A diverse set of environments is useful, but it has to be a *known* set of environments. I'm not coding up the logic needed to guard my project against silly `LD_PRELOAD` environments, rogue `PYTHONPATH`, or other such things. It's an exercise in futility for very little gain. CI provides that known environment. The dockcross project can do it for other Linux arches, but I'm not too far from "can you reproduce it in a Docker container? no? do that first please" in response to spooky linker-related problems.

Scanning for secrets

Posted Apr 10, 2021 1:17 UTC (Sat) by pabs (subscriber, #43278) [Link] (1 responses)

I don't think every project should need to guard against environment variables like CFLAGS, LD_PRELOAD or PYTHONPATH, since those are intended to change the build process.

At some point, "it works in CI" is basically the same as "it works on my computer". A better approach in case of build environment related problems is to record the two build environments, compare them and bisect the differences to find out which change causes the problem.

Some build environment related examples:

The Debian "buildd from hell", which compared packages built in a clean chroot with those built in a chroot containing as many -dev packages as possible to install at the same time. The mail below contains Message-IDs for related discussions, which you can put into the Debian lists msgid-search form to find the archives.

https://lists.debian.org/msgid-search/351842f7a4da3cff7ee...
https://lists.debian.org/msgid-search/

The Reproducible Builds folks deliberately vary build environments in various ways in order to detect parts of the build system that introduce non-determinism. Some of that may (in the past, now or in future) include LD_PRELOAD of various things, including faketime and or cowbuilder, which has a copy-on-write preload. The buildinfo.rst link below contains some of the philosophy that lead to this approach. Of course, the set of variations could be expanded and the set of tested build environments will never achieve the level of variation that random users trying to reproduce builds could achieve.

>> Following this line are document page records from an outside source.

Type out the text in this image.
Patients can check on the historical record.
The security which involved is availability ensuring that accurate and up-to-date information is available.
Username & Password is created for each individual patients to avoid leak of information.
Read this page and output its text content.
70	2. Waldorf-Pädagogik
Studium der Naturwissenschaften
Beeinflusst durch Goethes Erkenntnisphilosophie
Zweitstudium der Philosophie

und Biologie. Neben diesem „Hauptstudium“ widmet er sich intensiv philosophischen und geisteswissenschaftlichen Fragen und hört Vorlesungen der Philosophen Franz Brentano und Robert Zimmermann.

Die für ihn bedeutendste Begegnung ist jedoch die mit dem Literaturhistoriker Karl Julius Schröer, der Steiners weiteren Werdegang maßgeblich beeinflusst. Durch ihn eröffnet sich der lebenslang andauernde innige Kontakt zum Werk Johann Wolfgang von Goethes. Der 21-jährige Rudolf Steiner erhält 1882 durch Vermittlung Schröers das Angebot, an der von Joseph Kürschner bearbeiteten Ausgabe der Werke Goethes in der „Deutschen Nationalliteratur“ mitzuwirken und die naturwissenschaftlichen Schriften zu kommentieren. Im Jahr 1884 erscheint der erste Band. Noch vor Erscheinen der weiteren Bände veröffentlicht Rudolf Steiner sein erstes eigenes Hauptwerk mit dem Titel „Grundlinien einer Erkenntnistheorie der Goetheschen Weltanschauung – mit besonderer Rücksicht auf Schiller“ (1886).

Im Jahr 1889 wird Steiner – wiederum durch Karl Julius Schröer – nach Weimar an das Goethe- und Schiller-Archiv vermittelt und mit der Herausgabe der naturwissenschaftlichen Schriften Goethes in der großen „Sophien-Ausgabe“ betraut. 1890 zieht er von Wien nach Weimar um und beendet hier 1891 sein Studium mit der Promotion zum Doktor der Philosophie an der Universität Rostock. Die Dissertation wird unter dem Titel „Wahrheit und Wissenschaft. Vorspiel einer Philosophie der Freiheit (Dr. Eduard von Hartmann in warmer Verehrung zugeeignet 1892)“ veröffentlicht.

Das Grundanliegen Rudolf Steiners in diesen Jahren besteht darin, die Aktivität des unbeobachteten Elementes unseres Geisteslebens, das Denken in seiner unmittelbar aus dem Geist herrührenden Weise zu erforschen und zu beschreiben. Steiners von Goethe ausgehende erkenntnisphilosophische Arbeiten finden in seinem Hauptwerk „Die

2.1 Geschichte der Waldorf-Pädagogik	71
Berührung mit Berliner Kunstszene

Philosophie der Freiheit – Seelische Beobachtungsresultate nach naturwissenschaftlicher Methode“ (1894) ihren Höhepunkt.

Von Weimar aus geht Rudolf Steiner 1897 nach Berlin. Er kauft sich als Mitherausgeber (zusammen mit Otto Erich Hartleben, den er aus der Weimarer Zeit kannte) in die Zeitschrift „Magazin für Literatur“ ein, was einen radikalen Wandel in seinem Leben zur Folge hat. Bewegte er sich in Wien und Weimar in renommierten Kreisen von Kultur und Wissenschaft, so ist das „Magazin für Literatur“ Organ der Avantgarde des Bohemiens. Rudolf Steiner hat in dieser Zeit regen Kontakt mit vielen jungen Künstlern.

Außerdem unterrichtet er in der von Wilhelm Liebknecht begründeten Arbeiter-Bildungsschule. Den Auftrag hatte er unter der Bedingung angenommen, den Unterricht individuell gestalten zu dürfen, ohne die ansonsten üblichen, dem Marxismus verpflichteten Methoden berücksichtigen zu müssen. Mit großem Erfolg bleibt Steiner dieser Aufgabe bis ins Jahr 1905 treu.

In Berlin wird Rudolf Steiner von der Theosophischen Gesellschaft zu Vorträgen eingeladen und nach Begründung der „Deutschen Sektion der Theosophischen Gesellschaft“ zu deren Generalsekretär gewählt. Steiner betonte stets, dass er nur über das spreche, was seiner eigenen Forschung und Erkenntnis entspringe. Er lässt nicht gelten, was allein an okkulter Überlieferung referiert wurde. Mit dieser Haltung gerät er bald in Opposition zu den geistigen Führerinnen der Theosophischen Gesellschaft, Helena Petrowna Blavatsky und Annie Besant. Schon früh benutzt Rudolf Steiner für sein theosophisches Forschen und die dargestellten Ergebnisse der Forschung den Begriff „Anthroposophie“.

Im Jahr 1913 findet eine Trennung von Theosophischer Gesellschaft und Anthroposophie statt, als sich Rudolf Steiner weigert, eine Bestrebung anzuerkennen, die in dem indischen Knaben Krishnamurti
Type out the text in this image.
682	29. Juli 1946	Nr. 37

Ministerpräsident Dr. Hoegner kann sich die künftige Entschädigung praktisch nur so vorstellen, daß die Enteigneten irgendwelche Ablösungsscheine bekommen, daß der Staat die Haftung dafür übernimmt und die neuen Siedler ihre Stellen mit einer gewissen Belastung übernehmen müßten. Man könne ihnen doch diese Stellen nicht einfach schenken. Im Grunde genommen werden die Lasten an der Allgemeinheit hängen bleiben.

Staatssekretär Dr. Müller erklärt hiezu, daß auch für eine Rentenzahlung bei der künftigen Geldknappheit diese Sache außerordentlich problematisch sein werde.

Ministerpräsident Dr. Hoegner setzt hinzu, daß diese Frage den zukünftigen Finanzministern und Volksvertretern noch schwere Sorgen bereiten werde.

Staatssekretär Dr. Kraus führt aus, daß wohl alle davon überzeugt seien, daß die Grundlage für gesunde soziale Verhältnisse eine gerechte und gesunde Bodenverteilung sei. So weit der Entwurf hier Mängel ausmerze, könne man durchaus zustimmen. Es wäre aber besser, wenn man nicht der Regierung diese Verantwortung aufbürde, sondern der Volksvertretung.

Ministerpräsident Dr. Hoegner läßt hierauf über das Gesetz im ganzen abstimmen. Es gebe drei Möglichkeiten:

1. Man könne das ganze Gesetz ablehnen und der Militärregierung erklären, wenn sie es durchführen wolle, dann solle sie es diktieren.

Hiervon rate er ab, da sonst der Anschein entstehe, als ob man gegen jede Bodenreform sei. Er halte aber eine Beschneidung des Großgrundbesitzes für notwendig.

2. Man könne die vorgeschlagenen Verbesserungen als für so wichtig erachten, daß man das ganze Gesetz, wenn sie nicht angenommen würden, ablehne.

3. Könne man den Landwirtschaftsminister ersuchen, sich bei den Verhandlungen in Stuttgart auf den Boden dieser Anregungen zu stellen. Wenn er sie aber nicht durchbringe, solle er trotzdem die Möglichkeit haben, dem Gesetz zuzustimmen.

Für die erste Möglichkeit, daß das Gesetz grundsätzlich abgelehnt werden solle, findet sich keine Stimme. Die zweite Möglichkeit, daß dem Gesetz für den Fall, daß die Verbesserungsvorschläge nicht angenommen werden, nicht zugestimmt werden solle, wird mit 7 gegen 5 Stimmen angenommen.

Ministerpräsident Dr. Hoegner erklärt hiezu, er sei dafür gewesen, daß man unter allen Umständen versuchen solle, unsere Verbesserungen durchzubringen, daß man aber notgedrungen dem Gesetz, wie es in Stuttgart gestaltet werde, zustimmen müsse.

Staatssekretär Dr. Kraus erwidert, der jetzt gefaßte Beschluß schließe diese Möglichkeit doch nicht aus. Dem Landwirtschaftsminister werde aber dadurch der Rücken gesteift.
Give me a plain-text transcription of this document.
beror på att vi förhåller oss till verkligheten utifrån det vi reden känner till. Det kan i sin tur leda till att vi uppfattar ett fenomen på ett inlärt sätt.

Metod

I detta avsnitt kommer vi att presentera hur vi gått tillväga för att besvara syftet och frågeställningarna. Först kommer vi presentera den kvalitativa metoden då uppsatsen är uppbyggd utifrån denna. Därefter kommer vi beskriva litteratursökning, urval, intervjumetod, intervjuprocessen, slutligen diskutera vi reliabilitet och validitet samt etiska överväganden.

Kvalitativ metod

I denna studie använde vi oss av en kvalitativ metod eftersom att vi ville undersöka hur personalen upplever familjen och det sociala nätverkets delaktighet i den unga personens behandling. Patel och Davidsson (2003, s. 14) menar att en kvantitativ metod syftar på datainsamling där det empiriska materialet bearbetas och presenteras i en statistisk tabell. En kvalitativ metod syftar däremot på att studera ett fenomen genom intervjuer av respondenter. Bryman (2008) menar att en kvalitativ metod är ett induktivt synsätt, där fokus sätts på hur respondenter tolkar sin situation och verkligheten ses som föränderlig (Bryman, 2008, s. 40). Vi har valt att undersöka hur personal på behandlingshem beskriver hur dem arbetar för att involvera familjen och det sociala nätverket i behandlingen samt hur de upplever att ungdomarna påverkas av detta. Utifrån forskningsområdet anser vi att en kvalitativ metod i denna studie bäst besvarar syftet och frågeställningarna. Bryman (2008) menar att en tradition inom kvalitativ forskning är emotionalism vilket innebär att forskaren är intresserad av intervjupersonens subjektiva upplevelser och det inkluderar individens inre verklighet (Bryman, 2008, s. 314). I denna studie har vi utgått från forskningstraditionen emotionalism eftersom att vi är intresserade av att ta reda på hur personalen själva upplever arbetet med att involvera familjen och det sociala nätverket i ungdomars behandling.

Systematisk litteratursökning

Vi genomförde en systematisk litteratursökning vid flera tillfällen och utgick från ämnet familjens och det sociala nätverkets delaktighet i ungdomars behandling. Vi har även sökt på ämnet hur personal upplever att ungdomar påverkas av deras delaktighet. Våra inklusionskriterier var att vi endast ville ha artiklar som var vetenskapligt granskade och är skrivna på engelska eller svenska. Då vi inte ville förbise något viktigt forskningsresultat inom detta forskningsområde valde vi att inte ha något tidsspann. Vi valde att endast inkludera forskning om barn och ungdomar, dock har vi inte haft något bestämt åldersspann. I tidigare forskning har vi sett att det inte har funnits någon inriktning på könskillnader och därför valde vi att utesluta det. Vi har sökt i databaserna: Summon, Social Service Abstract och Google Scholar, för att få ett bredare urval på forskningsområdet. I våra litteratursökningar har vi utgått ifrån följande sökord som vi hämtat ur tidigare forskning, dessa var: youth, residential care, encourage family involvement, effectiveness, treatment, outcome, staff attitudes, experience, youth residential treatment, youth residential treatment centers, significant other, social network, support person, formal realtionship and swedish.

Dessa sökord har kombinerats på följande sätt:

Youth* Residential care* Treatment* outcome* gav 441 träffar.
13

https://reproducible-builds.org/
https://tests.reproducible-builds.org/debian/index_variat...
https://salsa.debian.org/reproducible-builds/reprotest
https://reproducible-builds.org/docs/perimeter/
https://reproducible-builds.org/docs/recording/
https://salsa.debian.org/reproducible-builds/specs/buildi...

The Bootstrappable Builds project is aiming to get to a full Linux distro from < 1000 bytes of audited machine code plus all the necessary source code. Their approach is slightly different, instead of recording the build environment, they aim to *create* the build environment from scratch, but they will still encounter build environment differences, due to hardware differences and non-determinism (but they plan to eventually push the bootstrap process deeper into the hardware layer). They also desire build environment diversity though, they want to be able to do this for any arch and from any arch and on a variety of hardware of the same arch.

https://bootstrappable.org/
https://github.com/fosslinux/live-bootstrap/blob/master/p...
https://github.com/oriansj/talk-notes/blob/master/live-bo...
https://github.com/oriansj/talk-notes/blob/master/live-bo...

Scanning for secrets

Posted Apr 12, 2021 13:00 UTC (Mon) by mathstuf (subscriber, #69389) [Link]

> A better approach in case of build environment related problems is to record the two build environments, compare them and bisect the differences to find out which change causes the problem.

I agree with all of that. However, we're lacking a suitable "diff" tool to first get the diff we need to bisect. Unfortunately, not everyone is aware of effects that their "quick fixes" actually have and so when asking for differences, the important details don't even come up until you've already changed the code a few times, rebuilt, then finally asked for `LD_DEBUG=libs` output to be provided showing that none of the changes even mattered.